Thursday, December 28, 2006

More Remebrances of Anastasia Titov

The following was sent to me by my friend John Granger of HogwartsProfessor.com:

My name is John Granger and I met Mrs. Titov when my family lived in Houston , 1996-2001. We were recent converts to Orthodoxy and went to as many services as we could at St. Vladimir’s Russian Orthodox Church. Mrs. Titov, or Anastasia as she insisted we call her, was the choir director there. On Feast Days that fell during the week, oftentimes there were very few people at the Evening Vigil services or the Morning Liturgy. Anastasia and Rustik and Barbara Karnauch, however, were always there at the kliros to chant in English and Slavonic, as frequently as not with only my seven children and a few adults to listen. These are some of our fondest memories of life in Houston because of the kindness and good times we shared with the Karnauchs, Mrs. Titov, and the clergy at St. Vladimir’s. We asked Anastasia to be godmother to our son Timothy, born in 1998, and she agreed.
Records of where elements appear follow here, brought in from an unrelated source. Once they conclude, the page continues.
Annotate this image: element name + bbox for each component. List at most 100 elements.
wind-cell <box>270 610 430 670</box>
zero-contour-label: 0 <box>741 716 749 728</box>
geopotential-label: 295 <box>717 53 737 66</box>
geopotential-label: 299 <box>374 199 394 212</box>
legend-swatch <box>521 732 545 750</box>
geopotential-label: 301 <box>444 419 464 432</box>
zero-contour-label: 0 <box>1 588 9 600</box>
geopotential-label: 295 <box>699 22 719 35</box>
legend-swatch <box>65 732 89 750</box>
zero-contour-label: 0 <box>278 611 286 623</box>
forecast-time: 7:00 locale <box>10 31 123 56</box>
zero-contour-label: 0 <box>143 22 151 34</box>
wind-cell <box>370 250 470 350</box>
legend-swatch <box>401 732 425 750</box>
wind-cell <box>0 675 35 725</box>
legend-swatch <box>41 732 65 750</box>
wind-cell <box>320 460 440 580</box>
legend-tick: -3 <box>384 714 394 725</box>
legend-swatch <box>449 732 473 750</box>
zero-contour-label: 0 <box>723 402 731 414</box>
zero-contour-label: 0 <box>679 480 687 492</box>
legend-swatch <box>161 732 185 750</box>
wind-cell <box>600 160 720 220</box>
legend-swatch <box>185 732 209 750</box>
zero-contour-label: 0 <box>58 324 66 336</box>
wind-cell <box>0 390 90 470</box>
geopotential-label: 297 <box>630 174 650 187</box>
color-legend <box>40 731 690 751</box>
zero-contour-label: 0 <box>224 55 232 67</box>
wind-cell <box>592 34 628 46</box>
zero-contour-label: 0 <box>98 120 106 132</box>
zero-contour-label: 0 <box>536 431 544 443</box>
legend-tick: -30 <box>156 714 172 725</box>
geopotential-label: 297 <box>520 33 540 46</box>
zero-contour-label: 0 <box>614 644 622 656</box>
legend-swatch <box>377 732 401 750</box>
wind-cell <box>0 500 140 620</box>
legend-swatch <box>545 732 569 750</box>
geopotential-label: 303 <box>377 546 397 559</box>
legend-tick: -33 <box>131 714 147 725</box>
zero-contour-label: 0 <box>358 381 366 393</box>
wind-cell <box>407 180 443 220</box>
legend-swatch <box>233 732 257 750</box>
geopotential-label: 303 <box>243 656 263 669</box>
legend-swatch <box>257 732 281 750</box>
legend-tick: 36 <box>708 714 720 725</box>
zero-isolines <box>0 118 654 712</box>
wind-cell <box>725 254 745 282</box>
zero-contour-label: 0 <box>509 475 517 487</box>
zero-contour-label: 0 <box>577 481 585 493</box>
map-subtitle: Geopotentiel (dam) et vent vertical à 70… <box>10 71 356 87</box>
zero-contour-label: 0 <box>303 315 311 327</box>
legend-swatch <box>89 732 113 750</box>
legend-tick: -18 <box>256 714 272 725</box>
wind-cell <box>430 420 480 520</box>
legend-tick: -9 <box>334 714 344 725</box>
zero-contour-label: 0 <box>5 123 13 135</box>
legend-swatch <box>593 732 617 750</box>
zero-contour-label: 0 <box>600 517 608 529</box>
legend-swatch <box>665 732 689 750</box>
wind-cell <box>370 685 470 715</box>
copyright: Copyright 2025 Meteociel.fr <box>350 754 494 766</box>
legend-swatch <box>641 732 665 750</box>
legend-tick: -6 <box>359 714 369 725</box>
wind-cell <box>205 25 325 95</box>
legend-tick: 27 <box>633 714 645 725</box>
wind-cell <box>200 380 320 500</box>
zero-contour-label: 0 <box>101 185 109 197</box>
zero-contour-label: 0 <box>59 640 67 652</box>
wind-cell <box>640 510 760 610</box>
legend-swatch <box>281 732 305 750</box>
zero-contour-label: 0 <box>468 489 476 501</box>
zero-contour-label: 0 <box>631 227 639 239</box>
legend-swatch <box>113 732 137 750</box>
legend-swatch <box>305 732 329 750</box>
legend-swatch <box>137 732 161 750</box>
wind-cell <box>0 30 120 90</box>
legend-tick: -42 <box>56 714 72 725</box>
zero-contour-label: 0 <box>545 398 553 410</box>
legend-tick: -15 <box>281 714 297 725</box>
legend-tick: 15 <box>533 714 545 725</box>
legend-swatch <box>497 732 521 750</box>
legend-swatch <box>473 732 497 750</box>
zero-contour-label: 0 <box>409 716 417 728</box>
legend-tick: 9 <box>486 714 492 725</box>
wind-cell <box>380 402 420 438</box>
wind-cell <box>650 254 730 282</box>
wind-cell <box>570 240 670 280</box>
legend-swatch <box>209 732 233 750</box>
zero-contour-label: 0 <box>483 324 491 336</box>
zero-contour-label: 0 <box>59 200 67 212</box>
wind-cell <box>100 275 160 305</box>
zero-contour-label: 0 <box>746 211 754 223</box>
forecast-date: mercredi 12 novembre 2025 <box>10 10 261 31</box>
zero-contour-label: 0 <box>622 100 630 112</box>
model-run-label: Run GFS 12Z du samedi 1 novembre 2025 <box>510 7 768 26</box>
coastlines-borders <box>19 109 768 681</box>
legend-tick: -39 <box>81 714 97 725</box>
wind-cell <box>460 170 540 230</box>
I remember celebrating Theophany at St. Vladimir’s one year when it was the priest, the kliros regulars, and my family. After the blessing of the waters and before we left for home and work, Anastasia pulled me aside and said she wanted to show me something. She dug into what she called her “God-bag” where she kept the music books and notebooks for the choir and pulled out a photograph about the size of a postcard and of a similar feel. In the picture were thousands of people standing on a snow covered frozen lake. They surrounded a central group of Orthodox priests and hierarchs. Men in rason held processional banners and icons on either side and the back of this group and one held an oversized cross. There was a visible hole in the ice. The thousands of people faced the camera and their numbers filled the picture from edge to edge.

I asked her where the picture was taken. Anastasia explained that it was taken in Harbin , China , on Theophany when she was a little girl. “This,” she said, pointing out the picture and looking me in the eye while smiling, “this was Theophany!” As I looked around the church in Houston , empty then except for the priest and the large glass container of water he had blessed, I marveled at the difference in the two scenes – and was grateful once again for the opportunity we had to worship with people like Mrs. Titov and the Karnauchs whose faith and fidelity bridged this difference and united the two.

I asked Mrs. Titov once if she and her husband Paul had come straight to this country from China after the war. “Oh, no,” she said, shaking her head and laughing at my naiveté. “They wouldn’t allow me to come. I was, after all, a sparrow.” Paul nodded his head and smiled at their inside joke. It turns out Anastasia had gone to the American consulate in China for the visa paperwork necessary to escape the Communists taking over the country. The young man who reviewed her paperwork told her that, unfortunately, she could not immigrate to the United States because she was, as a Russian born in China , “White Chinese” and subject to the quotas set for Chinese immigrants.

Anastasia told me she stood up from the chair in front of this young man’s desk, and, with as much disdain as she could muster asked him, “If a sparrow is born in a barn, sir, does that make the sparrow a cow? Do I look or sound Chinese to you?” The American official, sad to say, did not appreciate the avian treasure before him or her brilliant analogy. Anastasia by good fortune and St. John’s intercessory prayers (he was then in the Philippines ) was only able to escape the Chinese Communists in whose barn she was trapped by flying to South America .

Two quick notes about her unfeigned piety: first, Anastasia, because of her bond with her patron saint, made it a point to go to every baptism held at St. Vladimir’s. At my boy’s baptism, though she was weak and not feeling well, she insisted as Timothy’s godmother that she had to walk behind the priest as he circled the baptismal font. These three trips around could not have been easy for her but she seemed almost to be running or dancing, her head well in front of her body except for the candle she held. This is the mental picture I will always have of Mrs. Titov. I think of her, though, each time I confess. Anastasia did not commune every week but she did confess and receive at least at every major Feast that I can remember. Stone-hearted and self-important as I am, I don’t often feel or think much of anything after I confess. I think of Mrs. Titov when the prayers of absolution are said over me in my callowness because she would always be crying quietly after confessing as she prepared to receive. Memory Eternal!